Invalidate your insurance?

After all, isnt that a recovery companies job and they have specific insurance for that?


----------



## karl_liverpool (Sep 25, 2008)

i dont think it would invalidate it. as sometimes there is necessity to tow cars. 
i heard some insurers were goona deny claims unless the journey was important.


----------



## andy monty (Dec 29, 2007)

read your policy i know my policy reverts to 3rd party should i tow a car........

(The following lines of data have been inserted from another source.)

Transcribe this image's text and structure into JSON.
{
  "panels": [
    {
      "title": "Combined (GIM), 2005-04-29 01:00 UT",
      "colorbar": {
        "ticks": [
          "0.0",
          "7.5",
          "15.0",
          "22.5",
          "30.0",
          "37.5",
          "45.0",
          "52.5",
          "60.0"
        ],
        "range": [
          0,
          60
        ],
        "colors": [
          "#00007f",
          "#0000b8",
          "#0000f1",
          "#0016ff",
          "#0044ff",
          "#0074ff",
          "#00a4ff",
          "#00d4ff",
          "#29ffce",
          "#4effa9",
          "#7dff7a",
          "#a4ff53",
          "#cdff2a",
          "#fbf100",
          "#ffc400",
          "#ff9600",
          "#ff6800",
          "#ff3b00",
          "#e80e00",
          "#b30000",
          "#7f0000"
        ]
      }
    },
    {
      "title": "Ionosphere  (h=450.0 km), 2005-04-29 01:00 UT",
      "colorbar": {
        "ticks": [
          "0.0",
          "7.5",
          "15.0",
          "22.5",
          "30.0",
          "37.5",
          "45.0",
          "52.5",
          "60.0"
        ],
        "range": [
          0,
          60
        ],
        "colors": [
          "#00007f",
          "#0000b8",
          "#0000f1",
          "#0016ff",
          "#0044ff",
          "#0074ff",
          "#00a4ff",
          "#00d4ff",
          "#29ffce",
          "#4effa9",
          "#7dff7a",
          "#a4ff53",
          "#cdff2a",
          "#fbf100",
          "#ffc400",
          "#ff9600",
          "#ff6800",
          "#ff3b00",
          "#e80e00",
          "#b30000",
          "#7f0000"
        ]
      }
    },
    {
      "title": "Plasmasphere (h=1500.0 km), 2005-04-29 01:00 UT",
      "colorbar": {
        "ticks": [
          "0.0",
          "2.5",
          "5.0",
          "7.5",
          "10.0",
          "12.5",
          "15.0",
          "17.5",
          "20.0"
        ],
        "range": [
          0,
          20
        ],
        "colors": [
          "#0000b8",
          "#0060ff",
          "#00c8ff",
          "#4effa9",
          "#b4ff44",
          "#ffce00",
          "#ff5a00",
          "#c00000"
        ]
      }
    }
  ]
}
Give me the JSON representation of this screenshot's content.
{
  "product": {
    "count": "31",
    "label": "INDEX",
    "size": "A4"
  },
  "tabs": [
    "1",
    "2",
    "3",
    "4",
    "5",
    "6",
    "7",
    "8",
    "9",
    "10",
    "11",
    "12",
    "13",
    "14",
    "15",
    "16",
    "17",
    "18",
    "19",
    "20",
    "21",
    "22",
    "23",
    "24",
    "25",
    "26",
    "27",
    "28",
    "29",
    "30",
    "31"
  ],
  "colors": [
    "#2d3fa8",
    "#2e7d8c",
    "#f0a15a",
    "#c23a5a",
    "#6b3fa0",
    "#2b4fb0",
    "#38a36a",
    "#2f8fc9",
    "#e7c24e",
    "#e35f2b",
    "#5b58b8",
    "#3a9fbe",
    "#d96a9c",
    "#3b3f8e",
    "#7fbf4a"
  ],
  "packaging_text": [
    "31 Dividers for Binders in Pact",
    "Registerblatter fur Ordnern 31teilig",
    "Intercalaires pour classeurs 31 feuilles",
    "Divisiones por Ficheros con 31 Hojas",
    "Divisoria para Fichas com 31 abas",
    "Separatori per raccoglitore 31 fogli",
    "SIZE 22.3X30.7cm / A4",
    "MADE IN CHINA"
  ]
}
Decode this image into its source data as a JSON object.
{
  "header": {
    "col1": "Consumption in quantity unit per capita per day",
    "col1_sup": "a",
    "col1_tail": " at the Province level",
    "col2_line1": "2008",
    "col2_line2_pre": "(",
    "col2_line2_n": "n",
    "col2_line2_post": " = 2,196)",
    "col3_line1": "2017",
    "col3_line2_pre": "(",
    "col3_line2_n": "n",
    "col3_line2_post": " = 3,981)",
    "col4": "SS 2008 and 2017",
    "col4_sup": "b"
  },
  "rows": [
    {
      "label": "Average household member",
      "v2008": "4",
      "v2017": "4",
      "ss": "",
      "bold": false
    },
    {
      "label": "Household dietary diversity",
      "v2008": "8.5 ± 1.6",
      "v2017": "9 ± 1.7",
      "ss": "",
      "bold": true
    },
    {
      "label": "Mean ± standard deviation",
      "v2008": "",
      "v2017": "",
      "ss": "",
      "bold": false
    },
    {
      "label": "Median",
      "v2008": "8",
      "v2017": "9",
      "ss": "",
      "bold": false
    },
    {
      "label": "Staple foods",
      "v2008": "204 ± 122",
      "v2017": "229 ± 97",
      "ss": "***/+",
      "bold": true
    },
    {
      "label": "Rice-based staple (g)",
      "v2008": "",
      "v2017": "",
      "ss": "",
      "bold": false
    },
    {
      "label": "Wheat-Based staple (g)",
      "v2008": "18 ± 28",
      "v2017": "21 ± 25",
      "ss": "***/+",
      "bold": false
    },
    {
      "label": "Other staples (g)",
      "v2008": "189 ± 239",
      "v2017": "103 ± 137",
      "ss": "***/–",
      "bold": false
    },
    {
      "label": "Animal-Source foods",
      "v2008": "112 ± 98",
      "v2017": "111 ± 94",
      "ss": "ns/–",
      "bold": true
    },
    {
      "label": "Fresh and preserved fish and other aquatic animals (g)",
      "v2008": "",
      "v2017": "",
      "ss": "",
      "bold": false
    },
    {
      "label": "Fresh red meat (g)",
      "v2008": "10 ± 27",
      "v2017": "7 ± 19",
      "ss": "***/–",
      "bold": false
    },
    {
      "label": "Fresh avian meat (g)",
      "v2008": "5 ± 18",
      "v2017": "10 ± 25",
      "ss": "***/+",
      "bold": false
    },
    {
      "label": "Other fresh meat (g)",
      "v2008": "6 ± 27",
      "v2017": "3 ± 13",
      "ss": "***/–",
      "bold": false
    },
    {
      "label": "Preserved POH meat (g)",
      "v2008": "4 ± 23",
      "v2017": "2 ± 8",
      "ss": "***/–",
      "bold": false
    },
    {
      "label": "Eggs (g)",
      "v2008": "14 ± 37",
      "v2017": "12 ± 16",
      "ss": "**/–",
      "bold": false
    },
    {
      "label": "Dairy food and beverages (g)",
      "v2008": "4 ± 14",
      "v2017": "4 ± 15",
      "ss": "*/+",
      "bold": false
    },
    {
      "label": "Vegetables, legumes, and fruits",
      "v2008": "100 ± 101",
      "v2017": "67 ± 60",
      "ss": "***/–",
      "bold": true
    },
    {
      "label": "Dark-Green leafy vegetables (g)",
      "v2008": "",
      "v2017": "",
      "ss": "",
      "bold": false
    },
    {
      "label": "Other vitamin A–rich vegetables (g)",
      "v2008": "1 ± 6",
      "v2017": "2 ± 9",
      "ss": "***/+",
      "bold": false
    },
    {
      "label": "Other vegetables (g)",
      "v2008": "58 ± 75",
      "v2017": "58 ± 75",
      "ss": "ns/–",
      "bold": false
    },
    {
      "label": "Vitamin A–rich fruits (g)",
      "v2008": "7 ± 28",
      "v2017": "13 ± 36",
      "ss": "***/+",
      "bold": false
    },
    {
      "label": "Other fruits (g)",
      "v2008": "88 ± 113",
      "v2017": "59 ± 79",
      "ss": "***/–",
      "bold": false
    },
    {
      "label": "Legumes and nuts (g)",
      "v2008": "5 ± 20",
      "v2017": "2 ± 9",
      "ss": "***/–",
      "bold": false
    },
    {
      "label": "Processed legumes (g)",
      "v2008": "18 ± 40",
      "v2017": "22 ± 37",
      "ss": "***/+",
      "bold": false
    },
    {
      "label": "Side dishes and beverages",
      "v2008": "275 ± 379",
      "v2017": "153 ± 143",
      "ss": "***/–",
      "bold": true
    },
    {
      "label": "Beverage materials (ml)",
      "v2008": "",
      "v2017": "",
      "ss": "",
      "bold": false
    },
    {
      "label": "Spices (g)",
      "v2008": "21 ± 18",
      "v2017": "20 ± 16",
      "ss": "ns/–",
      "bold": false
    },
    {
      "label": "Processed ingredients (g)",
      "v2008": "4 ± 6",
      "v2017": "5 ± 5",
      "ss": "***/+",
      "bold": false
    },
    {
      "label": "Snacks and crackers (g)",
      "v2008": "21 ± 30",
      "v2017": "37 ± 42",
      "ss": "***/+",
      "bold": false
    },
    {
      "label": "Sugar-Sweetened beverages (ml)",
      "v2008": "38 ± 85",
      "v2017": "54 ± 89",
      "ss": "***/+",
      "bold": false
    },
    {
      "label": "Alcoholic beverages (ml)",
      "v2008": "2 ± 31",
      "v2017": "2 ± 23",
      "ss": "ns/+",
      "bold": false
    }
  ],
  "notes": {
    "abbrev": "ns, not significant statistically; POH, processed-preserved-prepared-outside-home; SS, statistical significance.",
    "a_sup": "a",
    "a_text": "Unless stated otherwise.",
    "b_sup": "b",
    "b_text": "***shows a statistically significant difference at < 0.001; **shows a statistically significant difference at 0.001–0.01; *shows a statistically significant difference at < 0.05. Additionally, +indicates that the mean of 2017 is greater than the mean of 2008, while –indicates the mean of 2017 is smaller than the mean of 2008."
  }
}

> 4 Loss or damage to your car, or any other motor car driven or towed by you.
> See section 1 - part A if your cover is Comprehensive or Third Party Fire and Theft


(morethan)


----------



## RobW (Jul 18, 2009)

karl_liverpool said:


> i dont think it would invalidate it. as sometimes there is necessity to tow cars.
> i heard some insurers were goona deny claims unless the journey was important.


Social, domestic and pleasure?! Bunch of con-artists.


----------



## centenary (Sep 5, 2010)

karl_liverpool said:


> i dont think it would invalidate it. as sometimes there is necessity to tow cars.
> i heard some insurers were goona deny claims unless the journey was important.


I think they'd have a hard job making that one (journey was unimportant) stick in court!

Beep, beep :driver:


----------